I was watching the first snowfall of the season from the window of my east 74th street walkup when Cynthia called and rhapsodized for 20 minute about Delia, who had agreed to our meeting and was waiting expectantly by the phone. Since I was about to take a walk in the snow, it seemed like a kind of non date, date, so I called and got a hello after the 8th ring, clearly she wasn't waiting by the phone. When I said "Hi this is Bill Persky, Cynthia's friend, would you like to a walk in the snow?" and the silence was so long I thought we had been disconnected. Finally she said,"Why"? I could have handled a no, but "why", caught me off guard; if you don't know why you take a walk in the snow, there is no way to explain it, but I tried, losing my own conviction as I went along. Even the way she listened was intimidating.

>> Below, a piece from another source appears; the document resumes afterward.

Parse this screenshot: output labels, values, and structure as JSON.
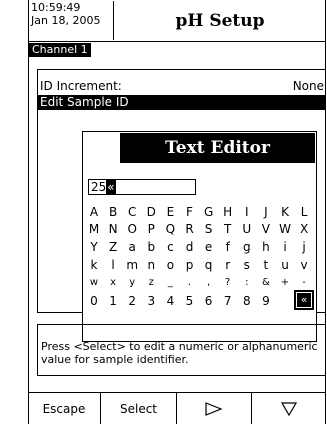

Unfortunately, somehow I made it sound like, "a lark" and half an hour later, dressed in jeans an old parka and Clark Chukka boots I entered her apartment building greeted by 4 doormen who were about to direct me to the delivery entrance until I announced I was there for Mrs. Fournier. They obviously didn't approve but rang her bell and announced me. I stood waiting in the grandest lobby I have seen outside of Versailles until she appeared as a tiny speck down the long corridor from the elevators, much like Omar Shariff approaching through the heat wave distortions in Lawrence of Arabia. Finally she arrived dressed for St. Moritz with a pleasant enough face that didn't know how to smile. The doormen stood ready to toss me at her whim.

Once outside I turned left and she asked, actually challenged, why I had decided which way to walk. At that point I was ready to keep going without her, but explained the snow was blowing from the other direction and also there was a nice little bar a couple of blocks down on Lexington. This seemed to satisfy her and she followed. We said little until we got to the bar, but even in silence it was clear she was the most spoiled, arrogant, entitled person I had ever met, to the point that I was actually enjoying it, like visiting some kind of weird behavior museum.

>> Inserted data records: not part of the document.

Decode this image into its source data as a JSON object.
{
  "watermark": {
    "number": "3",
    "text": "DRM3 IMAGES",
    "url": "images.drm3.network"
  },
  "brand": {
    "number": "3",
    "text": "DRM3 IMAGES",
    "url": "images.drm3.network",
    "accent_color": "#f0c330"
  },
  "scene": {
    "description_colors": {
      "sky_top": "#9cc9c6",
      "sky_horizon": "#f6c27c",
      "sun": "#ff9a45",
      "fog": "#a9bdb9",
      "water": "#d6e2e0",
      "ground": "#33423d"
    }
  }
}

After all the best schools, orthodontia, clothes, horses, and social connections she had moved to France to study art and met Fabrian who courted her in lavish fashion, married her in someone's palace, honeymooned on his yacht, moved her into his Paris town house and continued to keep up with his various business interests and two mistresses.

The evening was like listening to a Danielle Steele book on tape, one of the better ones, I had little to say since we had absolutely nothing in common and I was really caught up in her tale of the international good life. She began to work and soon run her husband's vineyard and knew more about wine than the Gallo Brother, the Christian Brothers with Louie Martini thrown in. That gave me my first opening as I had recently tasted Schramsberg the highly touted champagne from California and asked if she had tried it.
Her response was the best summing up of a character I have ever heard in just one sentence.

After the divorce an old boy friend from L.A. flew her, by private jet, from Paris to spend New Years with a group who would cheer her up. There was a suite waiting at the Bel air, where she could sleep the jet lag away and call him when she was ready for breakfast, he had a surprise for her.
He arrived with a waiter in tow, pushing a serving cart filled with roses surrounding a huge bowl of fresh strawberries and an ice bucket, chilling two bottles of Shramsberg. He had just bought two hundred cases and, knowing what a connoisseur she was, couldn't wait for her opinion. He opened the bottle, poured with a flourish and waited expectantly as she sipped, considered and sipped again; He was on the edge of his chair as she knifed him through the heart with, "Henry, on a hot day in July with a hamburger. Maybe". Take that Noel Coward.